Dondurmam Külahta

· Yiyecek Ekibi
Dondurma, dünya çapında sevilen bir tatlıdır ve tarihi binlerce yıl öncesine kadar uzanır.
Bugün birçok farklı türde ve aromada dondurma tüketiyoruz, ancak bu serinletici lezzetin geçmişi oldukça ilginçtir. İşte dondurmanın keşfinden Türkiye’ye gelişine kadar olan hikâyesi:
Dondurmanın Kökenleri
Dondurmanın ilk izleri, M.Ö. 2000’li yıllarda Çin’e kadar uzanır. Antik Çin’de, dağlardan toplanan kar ve buz, meyve ve bal ile tatlandırılarak tüketilirdi. Bu, dondurmanın ilk hali olarak kabul edilir. Aynı dönemde Persler de buzlu tatlılar hazırlamış ve bunları saklamak için yer altı soğuk hava depoları olan "yakçal"ları kullanmışlardır.
Avrupa’da dondurmanın popülerleşmesi ise İtalyan kâşif Marco Polo’ya dayanır. 13. yüzyılda Asya gezilerinden dönerken dondurmanın bir formülünü İtalya’ya getirdiği söylenir. Bu tarif zamanla geliştirilmiş ve İtalyan mutfağının vazgeçilmez bir parçası haline gelmiştir.
Osmanlı’da Dondurma
Dondurma, Osmanlı İmparatorluğu döneminde "karsambaç" adıyla bilinirdi. Bu tatlı, Toros Dağları’ndan toplanan karın pekmez ya da bal ile karıştırılmasıyla hazırlanırdı. Ancak bugün bildiğimiz süt bazlı dondurma, Osmanlı mutfağına daha sonra girmiştir. 17. yüzyılda Avrupa’da popülerleşen dondurma, İstanbul’a da ulaşmıştır.

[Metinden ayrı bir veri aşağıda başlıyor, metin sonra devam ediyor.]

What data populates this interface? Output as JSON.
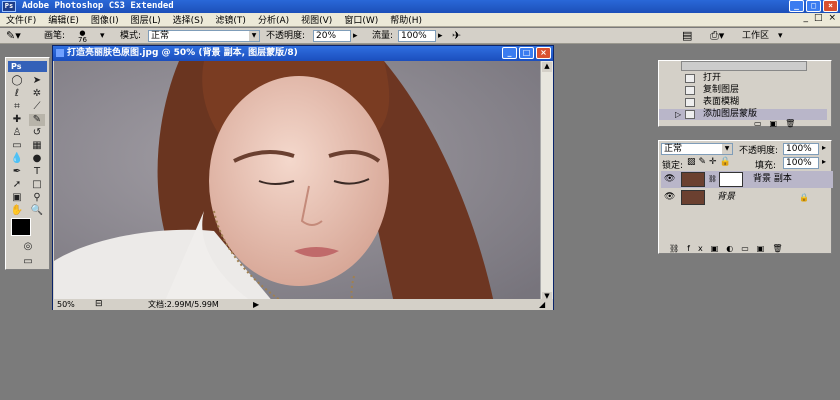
{
  "app": {
    "title": "Adobe Photoshop CS3 Extended",
    "logo": "Ps"
  },
  "window_buttons": {
    "minimize": "_",
    "maximize": "□",
    "close": "×"
  },
  "menu": [
    "文件(F)",
    "编辑(E)",
    "图像(I)",
    "图层(L)",
    "选择(S)",
    "滤镜(T)",
    "分析(A)",
    "视图(V)",
    "窗口(W)",
    "帮助(H)"
  ],
  "options": {
    "brush_label": "画笔:",
    "brush_size": "76",
    "mode_label": "模式:",
    "mode_value": "正常",
    "opacity_label": "不透明度:",
    "opacity_value": "20%",
    "flow_label": "流量:",
    "flow_value": "100%",
    "workspace_label": "工作区"
  },
  "toolbox": {
    "badge": "Ps",
    "text_tool": "T"
  },
  "document": {
    "title": "打造亮丽肤色原图.jpg @ 50% (背景 副本, 图层蒙版/8)",
    "zoom": "50%",
    "doc_size": "文档:2.99M/5.99M"
  },
  "history": {
    "items": [
      "打开",
      "复制图层",
      "表面模糊",
      "添加图层蒙版"
    ]
  },
  "layers": {
    "blend_mode": "正常",
    "opacity_label": "不透明度:",
    "opacity_value": "100%",
    "lock_label": "锁定:",
    "fill_label": "填充:",
    "fill_value": "100%",
    "rows": [
      {
        "name": "背景 副本"
      },
      {
        "name": "背景"
      }
    ]
  }
}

Türk Dondurması: Maraş’ın Özel Dokunuşu
Türkiye’de dondurmanın gerçek anlamda farklılaşması, Maraş dondurmasıyla olmuştur. Maraş dondurmasının sırrı, keçi sütü ve salep kullanılarak yapılmasıdır. Bu iki özel bileşen, dondurmayı hem daha kıvamlı hem de dayanıklı hale getirir. Maraş dondurması, bu özellikleri sayesinde dünyanın dört bir yanında tanınan bir lezzet olmuştur.
Modern Dondurmanın Doğuşu
19. yüzyılda, dondurmanın ticari üretimi Amerika’da başlamış ve dünya çapında yayılmıştır. 20. yüzyılın ortalarına gelindiğinde ise Türkiye’de modern dondurma makineleri kullanılmaya başlanmış ve dondurma, sokaklarda satılmaktan restoranların ve marketlerin vazgeçilmezi haline gelmiştir.
Dondurma, binlerce yıllık tarihiyle farklı kültürlerin izlerini taşır. Antik Çin’in dağ karından Maraş’ın keçi sütüne uzanan bu serinletici lezzet, sadece yaz günlerinde değil, dört mevsim sofralarımızda yer alır. Her bir kaşığında, geçmişin bu eşsiz yolculuğunu hissetmek mümkün!